The archbishop welcomed Chavez family members and members of the United Farm Workers union, and those who “accompanied Cesar in his historic journey to Sacramento. We continue on the journey. It’s a testament of how Cesar inspires us all.”
The archbishop noted that the civil rights leader was inspired by his faith to defend farm workers.
At the end of his homily, the archbishop asked for prayers for the dignity of those workers, especially the farm workers and those who continue to suffer the absurd and obsolete immigration system in our country. We will pray so that soon we will have the immigration reform we so urgently need.”
Paul Chavez, one of Cesar’s sons and the president of the Cesar Chavez Foundation, thanked the archbishop and the Church for commemorating the life of his father.
“Those who marched 50 years ago inspired a movement among the people and the nation,” he said. “My father knew that ‘the cause’ was much bigger than any one person, so the best way to honor his legacy is to honor those men, women and children who are responsible for the abundant harvest of this nation, and who many times don’t have enough for their own tables … and to continue fighting in a non-violent way on their behalf.”
In an interview with Vida Nueva, Paul Chavez said he was 7 when the march took place. “I remember how impressive it was to see them walk. There the people were with tears, offering water and supporting the sacrifice of the pilgrims. The shout of the farm worker was heard throughout the United States.”
Arturo Rodriguez, the current president of the United Farm Workers, thanked the archbishop for his work on behalf of immigration reform, and called the day a historic one for farm workers.

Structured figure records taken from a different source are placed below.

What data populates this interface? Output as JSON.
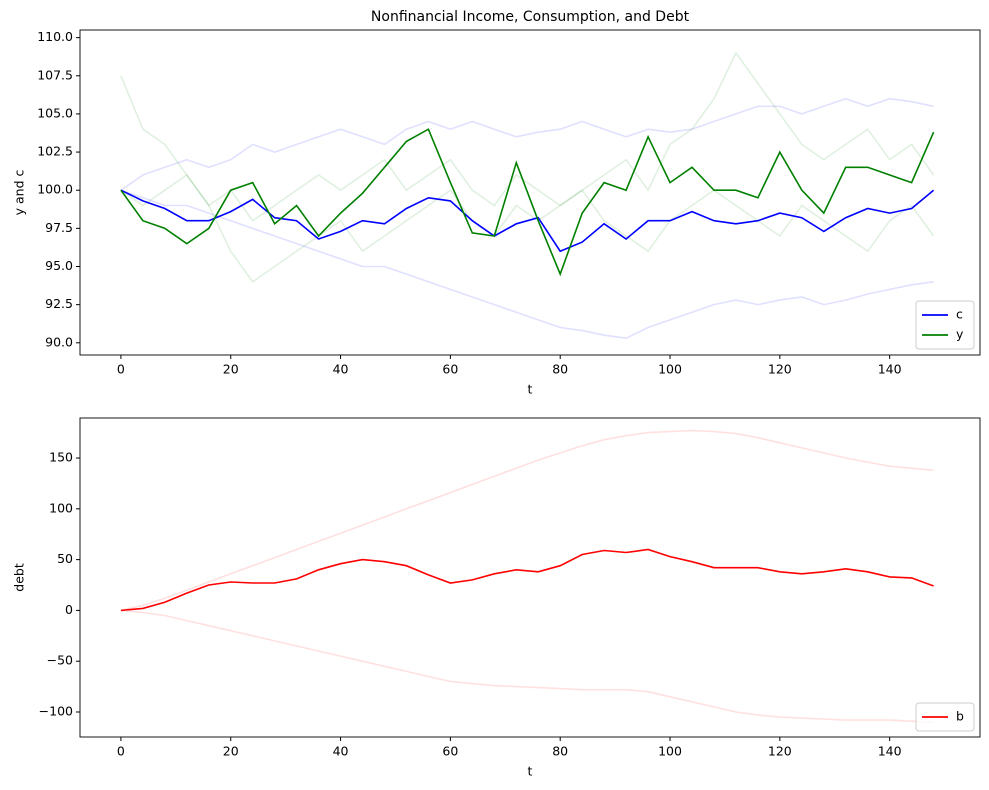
{
  "chart_data": [
    {
      "type": "line",
      "title": "Nonfinancial Income, Consumption, and Debt",
      "xlabel": "t",
      "ylabel": "y and c",
      "x": [
        0,
        4,
        8,
        12,
        16,
        20,
        24,
        28,
        32,
        36,
        40,
        44,
        48,
        52,
        56,
        60,
        64,
        68,
        72,
        76,
        80,
        84,
        88,
        92,
        96,
        100,
        104,
        108,
        112,
        116,
        120,
        124,
        128,
        132,
        136,
        140,
        144,
        148
      ],
      "series": [
        {
          "color": "#0000ff",
          "alpha": 0.12,
          "values": [
            100,
            99.5,
            99,
            99,
            98.5,
            98,
            97.5,
            97,
            96.5,
            96,
            95.5,
            95,
            95,
            94.5,
            94,
            93.5,
            93,
            92.5,
            92,
            91.5,
            91,
            90.8,
            90.5,
            90.3,
            91,
            91.5,
            92,
            92.5,
            92.8,
            92.5,
            92.8,
            93,
            92.5,
            92.8,
            93.2,
            93.5,
            93.8,
            94
          ]
        },
        {
          "color": "#0000ff",
          "alpha": 0.12,
          "values": [
            100,
            101,
            101.5,
            102,
            101.5,
            102,
            103,
            102.5,
            103,
            103.5,
            104,
            103.5,
            103,
            104,
            104.5,
            104,
            104.5,
            104,
            103.5,
            103.8,
            104,
            104.5,
            104,
            103.5,
            104,
            103.8,
            104,
            104.5,
            105,
            105.5,
            105.5,
            105,
            105.5,
            106,
            105.5,
            106,
            105.8,
            105.5
          ]
        },
        {
          "color": "#008000",
          "alpha": 0.12,
          "values": [
            100,
            99,
            100,
            101,
            99,
            100,
            98,
            99,
            100,
            101,
            100,
            101,
            102,
            100,
            101,
            102,
            100,
            99,
            101,
            100,
            99,
            100,
            101,
            102,
            100,
            103,
            104,
            106,
            109,
            107,
            105,
            103,
            102,
            103,
            104,
            102,
            103,
            101
          ]
        },
        {
          "color": "#008000",
          "alpha": 0.12,
          "values": [
            107.5,
            104,
            103,
            101,
            99,
            96,
            94,
            95,
            96,
            97,
            98,
            96,
            97,
            98,
            99,
            100,
            98,
            97,
            99,
            98,
            99,
            100,
            98,
            97,
            96,
            98,
            99,
            100,
            99,
            98,
            97,
            99,
            98,
            97,
            96,
            98,
            99,
            97
          ]
        },
        {
          "name": "c",
          "color": "#0000ff",
          "values": [
            100,
            99.3,
            98.8,
            98,
            98,
            98.6,
            99.4,
            98.2,
            98,
            96.8,
            97.3,
            98,
            97.8,
            98.8,
            99.5,
            99.3,
            98,
            97,
            97.8,
            98.2,
            96,
            96.6,
            97.8,
            96.8,
            98,
            98,
            98.6,
            98,
            97.8,
            98,
            98.5,
            98.2,
            97.3,
            98.2,
            98.8,
            98.5,
            98.8,
            100
          ]
        },
        {
          "name": "y",
          "color": "#008000",
          "values": [
            100,
            98,
            97.5,
            96.5,
            97.5,
            100,
            100.5,
            97.8,
            99,
            97,
            98.5,
            99.8,
            101.5,
            103.2,
            104,
            100.5,
            97.2,
            97,
            101.8,
            98,
            94.5,
            98.5,
            100.5,
            100,
            103.5,
            100.5,
            101.5,
            100,
            100,
            99.5,
            102.5,
            100,
            98.5,
            101.5,
            101.5,
            101,
            100.5,
            103.8
          ]
        }
      ],
      "xlim": [
        -7.45,
        156.45
      ],
      "xticks": [
        0,
        20,
        40,
        60,
        80,
        100,
        120,
        140
      ],
      "ylim": [
        89.2,
        110.5
      ],
      "yticks": [
        {
          "value": 90,
          "label": "90.0"
        },
        92.5,
        {
          "value": 95,
          "label": "95.0"
        },
        97.5,
        {
          "value": 100,
          "label": "100.0"
        },
        102.5,
        {
          "value": 105,
          "label": "105.0"
        },
        107.5,
        {
          "value": 110,
          "label": "110.0"
        }
      ],
      "legend": "lower right"
    },
    {
      "type": "line",
      "xlabel": "t",
      "ylabel": "debt",
      "x": [
        0,
        4,
        8,
        12,
        16,
        20,
        24,
        28,
        32,
        36,
        40,
        44,
        48,
        52,
        56,
        60,
        64,
        68,
        72,
        76,
        80,
        84,
        88,
        92,
        96,
        100,
        104,
        108,
        112,
        116,
        120,
        124,
        128,
        132,
        136,
        140,
        144,
        148
      ],
      "series": [
        {
          "color": "#ff0000",
          "alpha": 0.12,
          "values": [
            0,
            5,
            12,
            20,
            28,
            36,
            44,
            52,
            60,
            68,
            76,
            84,
            92,
            100,
            108,
            116,
            124,
            132,
            140,
            148,
            155,
            162,
            168,
            172,
            175,
            176,
            177,
            176,
            174,
            170,
            165,
            160,
            155,
            150,
            146,
            142,
            140,
            138
          ]
        },
        {
          "color": "#ff0000",
          "alpha": 0.12,
          "values": [
            0,
            -2,
            -5,
            -10,
            -15,
            -20,
            -25,
            -30,
            -35,
            -40,
            -45,
            -50,
            -55,
            -60,
            -65,
            -70,
            -72,
            -74,
            -75,
            -76,
            -77,
            -78,
            -78,
            -78,
            -80,
            -85,
            -90,
            -95,
            -100,
            -103,
            -105,
            -106,
            -107,
            -108,
            -108,
            -108,
            -109,
            -110
          ]
        },
        {
          "name": "b",
          "color": "#ff0000",
          "values": [
            0,
            2,
            8,
            17,
            25,
            28,
            27,
            27,
            31,
            40,
            46,
            50,
            48,
            44,
            35,
            27,
            30,
            36,
            40,
            38,
            44,
            55,
            59,
            57,
            60,
            53,
            48,
            42,
            42,
            42,
            38,
            36,
            38,
            41,
            38,
            33,
            32,
            24
          ]
        }
      ],
      "xlim": [
        -7.45,
        156.45
      ],
      "xticks": [
        0,
        20,
        40,
        60,
        80,
        100,
        120,
        140
      ],
      "ylim": [
        -124.6,
        189.4
      ],
      "yticks": [
        {
          "value": -100,
          "label": "−100"
        },
        {
          "value": -50,
          "label": "−50"
        },
        0,
        50,
        100,
        150
      ],
      "legend": "lower right"
    }
  ]
}
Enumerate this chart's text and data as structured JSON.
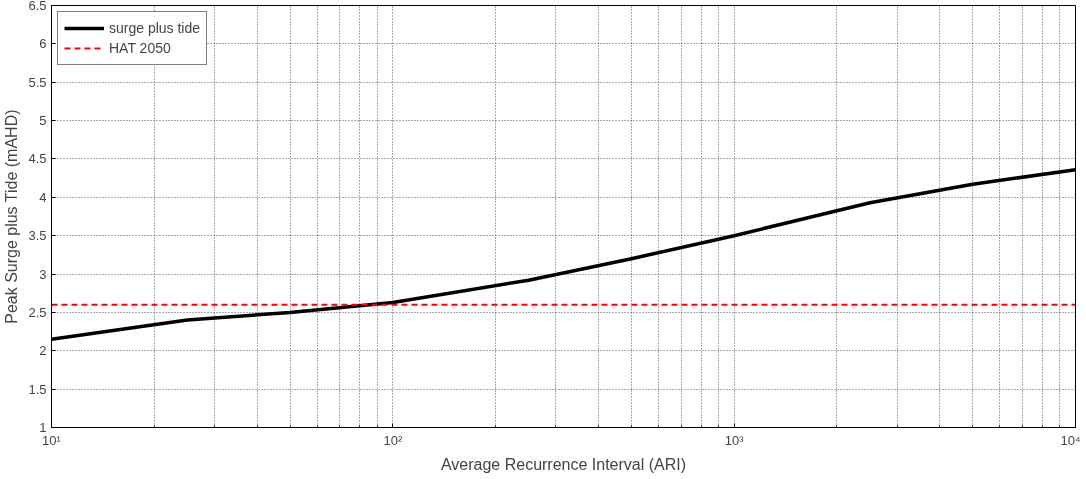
{
  "chart_data": {
    "type": "line",
    "xlabel": "Average Recurrence Interval (ARI)",
    "ylabel": "Peak Surge plus Tide (mAHD)",
    "log": "x",
    "xlim": [
      10,
      10000
    ],
    "ylim": [
      1,
      6.5
    ],
    "xticks": [
      {
        "value": 10,
        "label": "10¹"
      },
      {
        "value": 100,
        "label": "10²"
      },
      {
        "value": 1000,
        "label": "10³"
      },
      {
        "value": 10000,
        "label": "10⁴"
      }
    ],
    "yticks": [
      1,
      1.5,
      2,
      2.5,
      3,
      3.5,
      4,
      4.5,
      5,
      5.5,
      6,
      6.5
    ],
    "x": [
      10,
      25,
      50,
      100,
      250,
      500,
      1000,
      2500,
      5000,
      10000
    ],
    "series": [
      {
        "name": "surge plus tide",
        "color": "#000000",
        "values": [
          2.15,
          2.4,
          2.5,
          2.63,
          2.92,
          3.2,
          3.5,
          3.93,
          4.17,
          4.36
        ]
      }
    ],
    "ref_lines": [
      {
        "axis": "y",
        "value": 2.6,
        "label": "HAT 2050",
        "color": "#ff0000",
        "line_style": "dashed"
      }
    ],
    "grid": true,
    "legend": "top left",
    "line_style": "solid",
    "marker": "none"
  }
}
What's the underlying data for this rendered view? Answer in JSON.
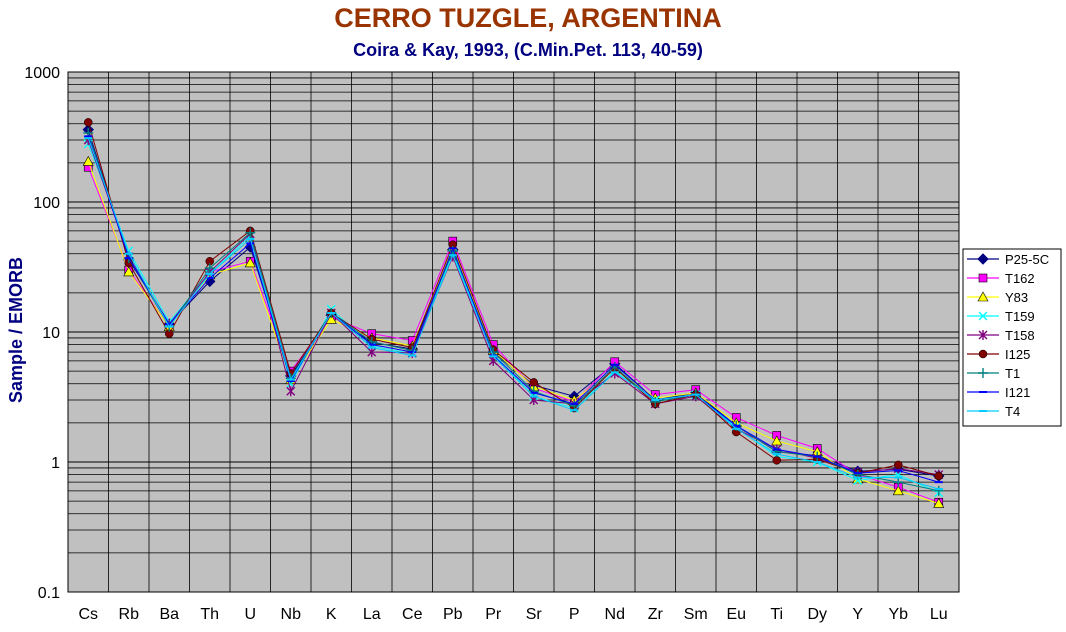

“They were the first to make that journey during a time when no one knew about the battle,” he said, asking those who marched to stand. Among them were Bustos, Carolina Franco, Maria Valenzuela, Antonia Zamurano, and others, not to mention the family members of those who had died. They received a long applause.
“In the last 50 years, we have secured contracts with industries like grape, strawberry, wine, dairy, but there’s still much more to do. The workers in the fields are the only ones in the country that still don’t receive pay for overtime work,” he said.
“When you are eating fruits and vegetables, think about those men and women who are making the sacrifice to ensure you have them at your tables, and think about how we can help them so they will receive the pay they deserve for their work.”